Todos menos uno. El 22 de enero de 1973, su hijo Alexandre murió en un accidente de helicóptero. Este suceso fue fatal para Ari y le arrebató las ganas de vivir. A partir de ese momento, el hombre rico y poderoso, el hombre sin leyes ni escrúpulos, el genial hombre de negocios se desintegrará lentamente. Jackie, a su lado, no comprende su dolor y lo considera impúdico. Acostumbrada a no expresar nunca nada, se siente completamente ajena a la desesperación de su marido. Uno nunca debe mostrar su dolor en público. Es indigno. Jackie recuerda a Ethel Kennedy, la mujer de Bob, que fue a consultar a un médico justo después de la muerte de su marido, ¡para que le diera un medicamento para no llorar! Jackie aprueba este tipo de comportamiento. Es su educación, su cultura. ¡Siente repugnancia hacia Onassis que grita, solloza y prodiga insultos contra el cielo, los dioses y el destino! Cada vez le parece más repulsivo, y ya no quiere cenar en la misma mesa que él, porque considera que no sabe comportarse. Onassis, descompuesto, descubre a la mujer con quien se ha casado. «Ella quiere mi dinero pero no a mí. Nunca está conmigo».

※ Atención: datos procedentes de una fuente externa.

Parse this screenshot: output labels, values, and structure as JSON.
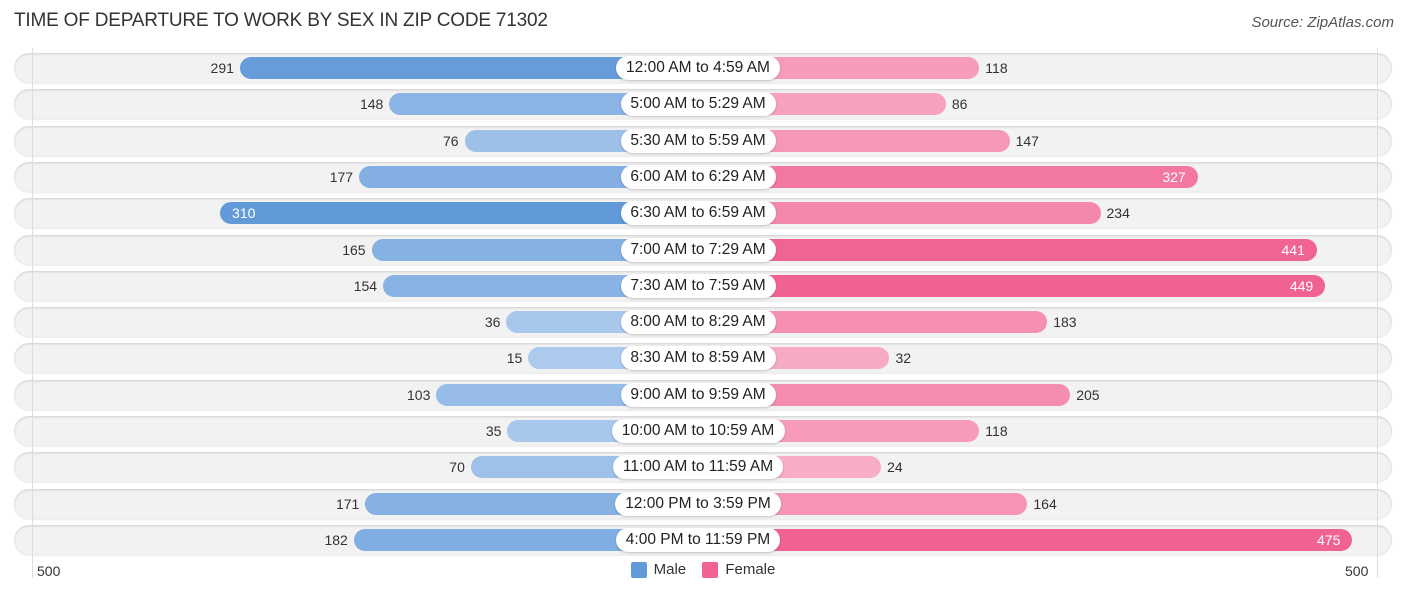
{
  "title": "TIME OF DEPARTURE TO WORK BY SEX IN ZIP CODE 71302",
  "source": "Source: ZipAtlas.com",
  "colors": {
    "male_strong": "#6199d9",
    "male_light": "#b0cdee",
    "female_strong": "#f06292",
    "female_light": "#f8b0c8",
    "row_bg": "#f2f2f2"
  },
  "chart_data": {
    "type": "bar",
    "orientation": "horizontal-diverging",
    "title": "TIME OF DEPARTURE TO WORK BY SEX IN ZIP CODE 71302",
    "categories": [
      "12:00 AM to 4:59 AM",
      "5:00 AM to 5:29 AM",
      "5:30 AM to 5:59 AM",
      "6:00 AM to 6:29 AM",
      "6:30 AM to 6:59 AM",
      "7:00 AM to 7:29 AM",
      "7:30 AM to 7:59 AM",
      "8:00 AM to 8:29 AM",
      "8:30 AM to 8:59 AM",
      "9:00 AM to 9:59 AM",
      "10:00 AM to 10:59 AM",
      "11:00 AM to 11:59 AM",
      "12:00 PM to 3:59 PM",
      "4:00 PM to 11:59 PM"
    ],
    "series": [
      {
        "name": "Male",
        "values": [
          291,
          148,
          76,
          177,
          310,
          165,
          154,
          36,
          15,
          103,
          35,
          70,
          171,
          182
        ]
      },
      {
        "name": "Female",
        "values": [
          118,
          86,
          147,
          327,
          234,
          441,
          449,
          183,
          32,
          205,
          118,
          24,
          164,
          475
        ]
      }
    ],
    "axis": {
      "left_label": "500",
      "right_label": "500",
      "range": [
        0,
        500
      ]
    },
    "legend": {
      "entries": [
        "Male",
        "Female"
      ],
      "placement": "bottom-center"
    },
    "xlabel": "",
    "ylabel": "",
    "grid": false
  }
}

Onassis rectifica su testamento, la elimina por completo de la herencia, y le asigna una pensión vitalicia y otra para sus hijos. Quiere divorciarse y contrata a un detective privado para seguirla y sorprenderla en flagrante delito de adulterio. El detective vuelve con las manos vacías. Seis meses después de la muerte de su hijo, Onassis cae gravemente enfermo. Los médicos diagnostican miastenia, una enfermedad que destruye los músculos. Cuando ya no puede abrir un ojo, se pega el párpado con un esparadrapo y bromea sobre el tema. Sigue trabajando, pero está desmotivado. A principios de febrero de 1975 sufre fuertes dolores de estómago y se desmorona. Ingresa en el hospital americano de Neuilly para reponerse. Jackie va a verle, pero le parece que no está tan grave y enseguida vuelve a Nueva York.
El 15 de marzo de 1975, Aristóteles Onassis muere. Su esposa está en Nueva York. Acompañada de Ted Kennedy, asistirá al funeral en la pequeña capilla de Skorpios, donde se había casado seis años y medio antes. No dejará entrever en absoluto sus diferencias y pronunciará ante la prensa unas palabras «perfectas» sobre su marido: «Aristóteles Onassis me amparó en un momento en que mi vida estaba sumida en sombras. Él me condujo a un mundo de amor y felicidad. Juntos hemos vivido momentos maravillosos que nunca olvidaré y por los que le estaré eternamente agradecida».
Tras el golpe de la muerte llegaba la hora del culto.
Jackie seguirá haciéndose llamar señora Onassis y en cenas neoyorquinas hablará de Ari con los ojos brillantes, contará las locuras que él organizaba para ella, la felicidad espectacular que le había hecho conocer. Él tiene que seguir siendo, a toda costa, ese ser maravilloso que la hiciera tan dichosa durante unos meses. Ari pasa a ocupar un peldaño en el podio junto a sus otros dos héroes, cuyo recuerdo sigue ornando: Jack Bouvier y John Kennedy. A menudo la realidad puede con Jackie de forma trágica, pero ella insiste en ignorarla, como ignora todo lo que le molesta.